昨年に続き西武が入団テストを行った。野球の実技だけでなく、反射・反応力など、人の目では見抜きにくい能力を科学的に発見できるテスト項目を盛り込んだ内容が特徴だが、昨年から“進化”はあったのか。球界でも先進的な入団テストをリポートする。 取材・文=中島大輔 写真=川口洋邦 室内練習場、CAR3219フィールドでテストは行われた
数値を見れば伝わる魅力
身長165cmの高校生野手から同193cmのベネズエラ人まで――。
9月2日、埼玉西武ライオンズがファームの本拠地CAR3219フィールドと室内練習場で行った入団テストには多彩な顔ぶれが集まった。
「受けに来た選手の層も幅も昨年より広がりました。どこにどんな才能を持った選手がいるのか分からないので、できるだけ幅広く見たい」
そう話したのは、
秋元宏作ファーム・育成グループディレクターだ。
プロ野球の入団テストはこれまで50メートル走や遠投で絞り込み、実戦形式で見極める形が主流だったが、西武は昨年から「一芸に秀でた者を見いだそう」と独自の選考を始めた。視神経やパワー、スピードなどを計測し“ダイヤの原石”を発掘しようという試みだ。

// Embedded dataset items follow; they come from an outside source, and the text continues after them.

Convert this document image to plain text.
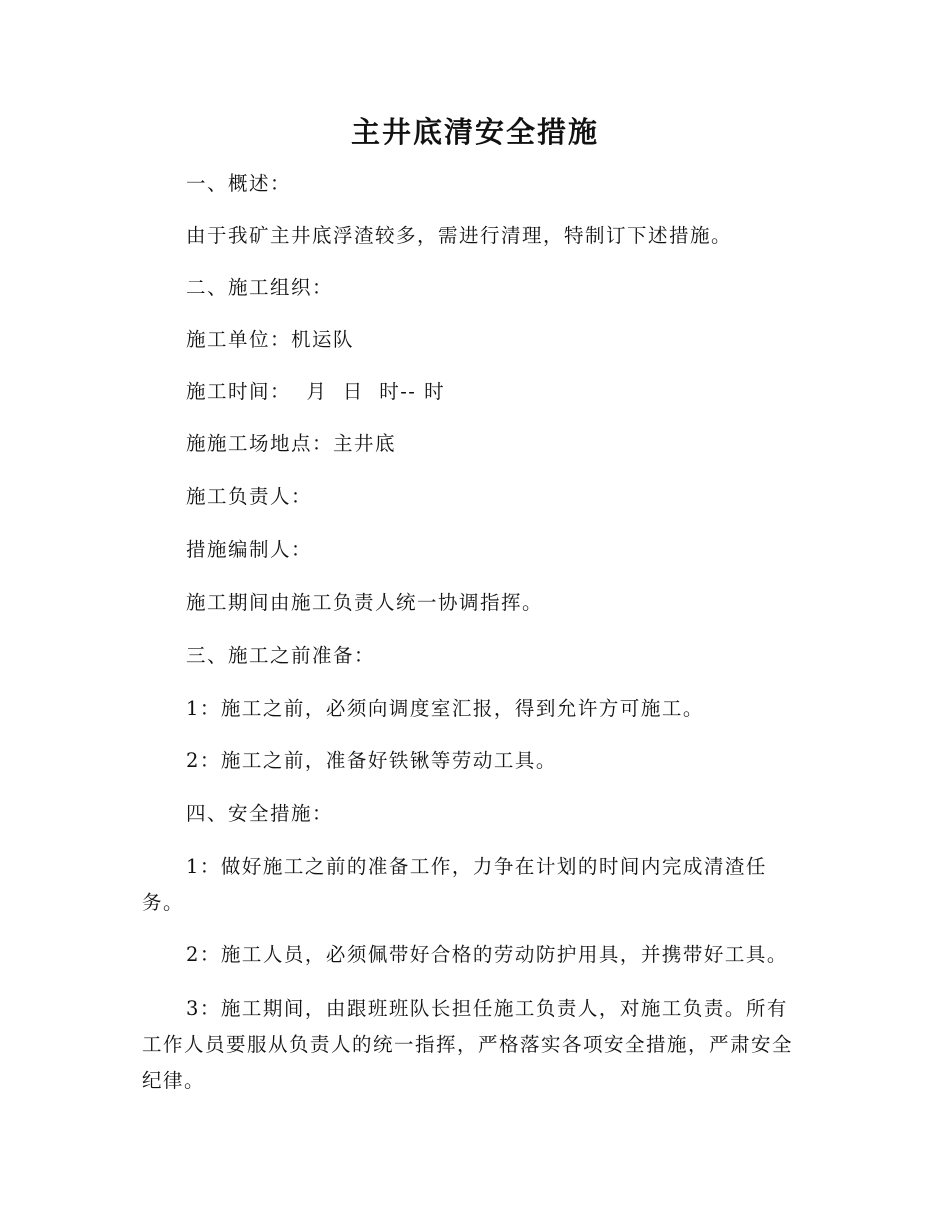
主井底清安全措施
一、概述：
由于我矿主井底浮渣较多，需进行清理，特制订下述措施。
二、施工组织：
施工单位：机运队
施工时间：  月  日  时-- 时
施施工场地点：主井底
施工负责人：
措施编制人：
施工期间由施工负责人统一协调指挥。
三、施工之前准备：
1：施工之前，必须向调度室汇报，得到允许方可施工。
2：施工之前，准备好铁锹等劳动工具。
四、安全措施：
1：做好施工之前的准备工作，力争在计划的时间内完成清渣任务。
2：施工人员，必须佩带好合格的劳动防护用具，并携带好工具。
3：施工期间，由跟班班队长担任施工负责人，对施工负责。所有工作人员要服从负责人的统一指挥，严格落实各项安全措施，严肃安全纪律。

昨年はクライマックスシリーズのファーストステージ初戦と同じ10月8日に開催し、書類と動画の1次審査を通過した26選手(18〜24歳)が受験した。前年は3人だった高校生の参加者を増やそうと今年は9月2日に早め、同じ応募条件の中で前年より8人多い100人が書類を提出し、35人が二次審査に進んだ。
そのうち最多勢力は独立リーグで、なかでもBCリーグの茨城アストロプラネッツは応募条件の24歳以下の全員が書類を送り、捕手の石垣杜心など7人が参加した。視察に訪れた色川冬馬GMはNPB入りを目指す上で貴重な機会になったと語る。
「当然野球のプレーが大事ですが、フィジカル面から『将来性がある』と判断を受ける可能性もあります。自己アピールのために自分の価値を言語化するのは大切なので、そういう意味でもありがたい機会です」
参加者全体の内訳は明かされていないが、秋元ディレクターによるとアメリカの大学など海外のチームに所属する数人が参加。高校生では大型遊撃手の
田上優弥(日大藤沢高)、193cmの右腕投手・辻口輝(日本ウェルネス高)、長打力も誇る捕手の富山紘之進(会津北嶺高)、そして冒頭で紹介した身長165cmの梶山暖(武田高)もアピールした。
参加者の中でひときわ小さい梶山は強肩と俊敏性を持ち合わせ、
田中幹也(
中日)のようなタイプだ。東
広島市にある武田高は文武両道を掲げて平日50分の練習時間に限られるなか、トレーニングに特化することで昨年のドラフトで
ソフトバンクに育成4位で指名された右腕投手・
内野海斗を伸ばしたが、梶山は武田高の象徴のような選手だと岡嵜雄介監督は言う。
「ウチからテストで拾い上げてもらえるとしたら、梶山しかいないだろうと。背は小さいけどフィジカルの測定ではいい数値を出しています」
西武が新たな基準で入団テストを始めたと知った昨年時点から、岡嵜監督は梶山に受験を勧めてきた。通常のスカウト基準では低身長が敬遠されがちだが、数値を見てもらえれば魅力が伝わると思ったからだ。